Reporting recent history: Modern speed

Newspaper headlines and knee-jerk analysis of major historical events make for inaccurate history. Or to put it another way, spending too much time tracking the news is inefficient. Give a major event a year to settle down, or two years, or a decade, or a quarter century, and you have a better chance of ascertaining the “truth.”

The 1979 Three Mile Island accident in Pennsylvania was characterised by intense and most confusing media reporting, and much of what was reported had to be revised over the next decade. The Soviets instinctively set out to cover up their 1986 Chernobyl calamity and they did a good job of making a historian’s future labours difficult. Obsessing over daily media in 1979 or 1986 would have been interesting but not terribly productive.

By the time three reactors melted down at Fukushima Daiichi in early 2011, the Internet had revolutionised news gathering. The press and TV formed the core of the breaking news, but now articles and photos and videos were at my desk almost as soon as they were produced. Within a fortnight, quality analysis, both pro-nuclear and antinuclear, helped with interpretation. A handful of bloggers, mostly pronuclear, sprang into existence, doing an invaluable job of sifting the Japanese information from Tepco, the Fukushima operator. The next two months were an intoxicating brew of history-in-the-making and prognostication, and Fukushima didn’t really die out as newsworthy until 2012.

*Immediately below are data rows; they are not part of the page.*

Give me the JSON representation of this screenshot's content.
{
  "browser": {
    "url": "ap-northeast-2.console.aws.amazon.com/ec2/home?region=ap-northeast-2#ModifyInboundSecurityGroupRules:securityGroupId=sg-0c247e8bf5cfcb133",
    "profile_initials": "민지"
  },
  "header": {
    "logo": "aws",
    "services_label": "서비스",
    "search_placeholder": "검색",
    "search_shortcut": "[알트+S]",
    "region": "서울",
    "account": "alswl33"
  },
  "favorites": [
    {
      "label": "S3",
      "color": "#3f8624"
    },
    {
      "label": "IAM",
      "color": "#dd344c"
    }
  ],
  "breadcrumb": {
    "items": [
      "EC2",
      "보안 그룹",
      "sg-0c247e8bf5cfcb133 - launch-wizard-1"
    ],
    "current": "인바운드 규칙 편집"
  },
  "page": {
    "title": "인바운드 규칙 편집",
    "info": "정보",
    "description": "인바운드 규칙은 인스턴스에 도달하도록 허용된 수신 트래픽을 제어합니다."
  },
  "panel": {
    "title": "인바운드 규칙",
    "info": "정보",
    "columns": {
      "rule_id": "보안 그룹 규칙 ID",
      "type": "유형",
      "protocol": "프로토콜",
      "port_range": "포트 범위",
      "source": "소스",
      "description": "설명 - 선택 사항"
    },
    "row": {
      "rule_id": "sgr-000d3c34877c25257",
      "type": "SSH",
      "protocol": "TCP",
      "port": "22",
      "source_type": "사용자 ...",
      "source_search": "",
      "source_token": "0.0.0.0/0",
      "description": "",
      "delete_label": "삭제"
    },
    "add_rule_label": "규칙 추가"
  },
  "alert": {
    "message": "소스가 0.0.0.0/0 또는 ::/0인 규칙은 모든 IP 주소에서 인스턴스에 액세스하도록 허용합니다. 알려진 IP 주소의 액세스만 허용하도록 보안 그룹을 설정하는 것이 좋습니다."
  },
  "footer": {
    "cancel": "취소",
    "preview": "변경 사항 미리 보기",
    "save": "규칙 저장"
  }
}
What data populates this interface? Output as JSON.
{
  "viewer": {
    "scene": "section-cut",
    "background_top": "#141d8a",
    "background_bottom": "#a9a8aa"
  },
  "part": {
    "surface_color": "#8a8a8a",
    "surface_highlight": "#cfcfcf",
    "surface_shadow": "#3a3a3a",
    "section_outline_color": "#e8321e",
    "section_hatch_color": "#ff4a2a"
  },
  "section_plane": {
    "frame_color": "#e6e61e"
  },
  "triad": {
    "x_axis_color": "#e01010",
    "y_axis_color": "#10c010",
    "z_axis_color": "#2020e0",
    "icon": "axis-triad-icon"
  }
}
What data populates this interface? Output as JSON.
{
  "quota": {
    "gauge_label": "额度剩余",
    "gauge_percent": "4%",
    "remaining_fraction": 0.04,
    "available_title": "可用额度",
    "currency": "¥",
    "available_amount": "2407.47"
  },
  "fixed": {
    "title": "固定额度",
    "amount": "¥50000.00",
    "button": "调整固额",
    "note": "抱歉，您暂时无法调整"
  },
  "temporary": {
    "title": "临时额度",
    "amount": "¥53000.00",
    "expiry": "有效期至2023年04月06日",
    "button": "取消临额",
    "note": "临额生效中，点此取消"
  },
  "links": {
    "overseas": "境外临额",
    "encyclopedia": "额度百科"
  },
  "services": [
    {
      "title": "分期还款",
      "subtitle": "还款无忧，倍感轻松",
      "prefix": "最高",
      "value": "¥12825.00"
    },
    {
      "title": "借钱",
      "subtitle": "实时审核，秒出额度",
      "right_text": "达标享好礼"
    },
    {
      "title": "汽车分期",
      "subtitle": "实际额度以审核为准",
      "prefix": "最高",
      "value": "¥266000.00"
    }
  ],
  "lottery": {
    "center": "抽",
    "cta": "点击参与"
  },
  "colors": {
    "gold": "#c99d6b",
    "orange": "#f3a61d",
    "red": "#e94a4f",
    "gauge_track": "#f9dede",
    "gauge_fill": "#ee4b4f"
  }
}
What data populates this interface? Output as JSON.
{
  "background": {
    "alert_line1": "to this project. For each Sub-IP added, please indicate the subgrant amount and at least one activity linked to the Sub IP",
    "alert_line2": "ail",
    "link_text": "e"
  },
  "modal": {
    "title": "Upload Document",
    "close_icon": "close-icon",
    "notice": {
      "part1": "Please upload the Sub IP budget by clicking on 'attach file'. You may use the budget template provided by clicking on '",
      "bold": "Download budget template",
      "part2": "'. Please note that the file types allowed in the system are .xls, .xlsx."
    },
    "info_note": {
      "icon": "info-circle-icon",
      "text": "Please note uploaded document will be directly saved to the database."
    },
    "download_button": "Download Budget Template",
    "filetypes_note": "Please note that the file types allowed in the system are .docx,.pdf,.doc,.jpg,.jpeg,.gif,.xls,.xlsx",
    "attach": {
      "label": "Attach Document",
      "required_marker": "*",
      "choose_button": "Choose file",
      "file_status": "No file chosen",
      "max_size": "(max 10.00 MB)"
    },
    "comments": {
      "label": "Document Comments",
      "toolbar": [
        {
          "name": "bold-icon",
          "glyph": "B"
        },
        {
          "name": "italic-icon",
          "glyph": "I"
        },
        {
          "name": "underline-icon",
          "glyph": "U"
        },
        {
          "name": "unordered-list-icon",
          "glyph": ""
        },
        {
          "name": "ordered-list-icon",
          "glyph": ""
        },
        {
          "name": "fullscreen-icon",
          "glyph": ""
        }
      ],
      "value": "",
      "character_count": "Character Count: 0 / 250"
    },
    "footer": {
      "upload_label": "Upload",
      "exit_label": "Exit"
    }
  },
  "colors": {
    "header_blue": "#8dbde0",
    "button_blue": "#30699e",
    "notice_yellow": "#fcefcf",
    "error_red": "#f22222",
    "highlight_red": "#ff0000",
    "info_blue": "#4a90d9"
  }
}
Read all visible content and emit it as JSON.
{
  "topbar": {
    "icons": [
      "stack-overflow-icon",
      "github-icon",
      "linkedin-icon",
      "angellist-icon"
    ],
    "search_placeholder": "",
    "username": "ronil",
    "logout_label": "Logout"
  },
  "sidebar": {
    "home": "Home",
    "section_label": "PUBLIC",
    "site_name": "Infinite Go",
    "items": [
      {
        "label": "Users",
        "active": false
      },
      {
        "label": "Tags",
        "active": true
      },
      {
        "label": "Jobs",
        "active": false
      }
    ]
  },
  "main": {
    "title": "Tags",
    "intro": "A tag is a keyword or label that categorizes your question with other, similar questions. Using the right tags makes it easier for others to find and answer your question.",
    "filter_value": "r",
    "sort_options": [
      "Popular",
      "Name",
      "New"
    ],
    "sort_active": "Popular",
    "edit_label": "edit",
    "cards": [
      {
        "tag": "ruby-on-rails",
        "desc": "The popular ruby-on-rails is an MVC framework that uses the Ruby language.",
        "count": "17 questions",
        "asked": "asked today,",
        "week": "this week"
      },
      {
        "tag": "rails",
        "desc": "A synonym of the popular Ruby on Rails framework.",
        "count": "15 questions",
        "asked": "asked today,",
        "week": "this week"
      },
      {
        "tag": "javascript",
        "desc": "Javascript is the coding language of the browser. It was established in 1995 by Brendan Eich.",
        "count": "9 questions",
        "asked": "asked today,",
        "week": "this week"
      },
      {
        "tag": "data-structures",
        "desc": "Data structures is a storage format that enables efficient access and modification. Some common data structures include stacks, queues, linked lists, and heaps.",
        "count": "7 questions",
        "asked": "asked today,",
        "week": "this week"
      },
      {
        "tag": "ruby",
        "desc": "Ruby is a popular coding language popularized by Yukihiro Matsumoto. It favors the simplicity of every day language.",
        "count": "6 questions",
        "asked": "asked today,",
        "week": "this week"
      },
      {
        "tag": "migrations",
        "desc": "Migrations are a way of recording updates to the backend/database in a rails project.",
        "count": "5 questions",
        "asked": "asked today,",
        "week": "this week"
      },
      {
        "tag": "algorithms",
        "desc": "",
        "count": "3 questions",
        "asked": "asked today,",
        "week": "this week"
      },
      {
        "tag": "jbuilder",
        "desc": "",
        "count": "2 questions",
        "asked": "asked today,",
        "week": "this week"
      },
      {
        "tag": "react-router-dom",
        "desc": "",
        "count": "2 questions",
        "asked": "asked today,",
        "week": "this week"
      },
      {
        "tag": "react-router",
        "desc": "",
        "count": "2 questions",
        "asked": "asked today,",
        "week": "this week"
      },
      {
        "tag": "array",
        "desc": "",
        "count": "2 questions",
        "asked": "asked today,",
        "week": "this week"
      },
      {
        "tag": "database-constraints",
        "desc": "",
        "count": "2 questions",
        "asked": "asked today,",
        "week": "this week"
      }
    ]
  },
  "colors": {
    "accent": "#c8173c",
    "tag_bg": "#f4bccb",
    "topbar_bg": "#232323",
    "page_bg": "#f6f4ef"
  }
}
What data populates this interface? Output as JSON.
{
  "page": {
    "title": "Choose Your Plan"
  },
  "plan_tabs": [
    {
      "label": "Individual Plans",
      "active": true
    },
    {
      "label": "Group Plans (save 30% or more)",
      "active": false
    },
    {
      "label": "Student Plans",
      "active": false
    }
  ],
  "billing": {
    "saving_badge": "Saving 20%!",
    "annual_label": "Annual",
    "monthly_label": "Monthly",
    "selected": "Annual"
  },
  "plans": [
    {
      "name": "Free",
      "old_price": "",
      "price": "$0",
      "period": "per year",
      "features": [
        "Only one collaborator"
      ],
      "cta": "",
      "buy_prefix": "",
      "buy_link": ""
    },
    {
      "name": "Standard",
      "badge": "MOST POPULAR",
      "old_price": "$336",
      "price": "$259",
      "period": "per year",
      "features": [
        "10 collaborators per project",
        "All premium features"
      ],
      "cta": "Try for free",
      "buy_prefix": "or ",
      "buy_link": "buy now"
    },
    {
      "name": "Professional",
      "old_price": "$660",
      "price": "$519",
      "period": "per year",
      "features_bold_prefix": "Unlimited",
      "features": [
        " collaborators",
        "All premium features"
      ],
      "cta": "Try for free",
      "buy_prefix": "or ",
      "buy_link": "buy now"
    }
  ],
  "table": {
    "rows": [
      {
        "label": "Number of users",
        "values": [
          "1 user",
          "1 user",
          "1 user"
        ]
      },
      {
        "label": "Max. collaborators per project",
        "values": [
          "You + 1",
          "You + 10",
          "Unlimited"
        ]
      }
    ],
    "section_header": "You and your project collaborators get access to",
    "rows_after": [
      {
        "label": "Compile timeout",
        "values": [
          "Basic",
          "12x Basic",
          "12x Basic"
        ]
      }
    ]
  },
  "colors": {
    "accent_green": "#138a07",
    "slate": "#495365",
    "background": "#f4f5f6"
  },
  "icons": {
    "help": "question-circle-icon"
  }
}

But here’s the thing. Within a half decade, official and semi-official commissions came out with voluminous reports on the accidents. In other words, proper experts hashed out the details. A number of books, with pluses and minuses from my perspective, were rushed out. (I’m only now tackling the last of these and the best, Fukushima: The Story of a Nuclear Disaster by David Lochbaum, Ed Lyman and Susan Stranahan.) And for all the pleasure of printing out daily “in the moment” reports over 2011, now I’ve had to process them. And there’s just been too much!

What’s the answer? No easy principle or formula is whacking me in the face, that much I know.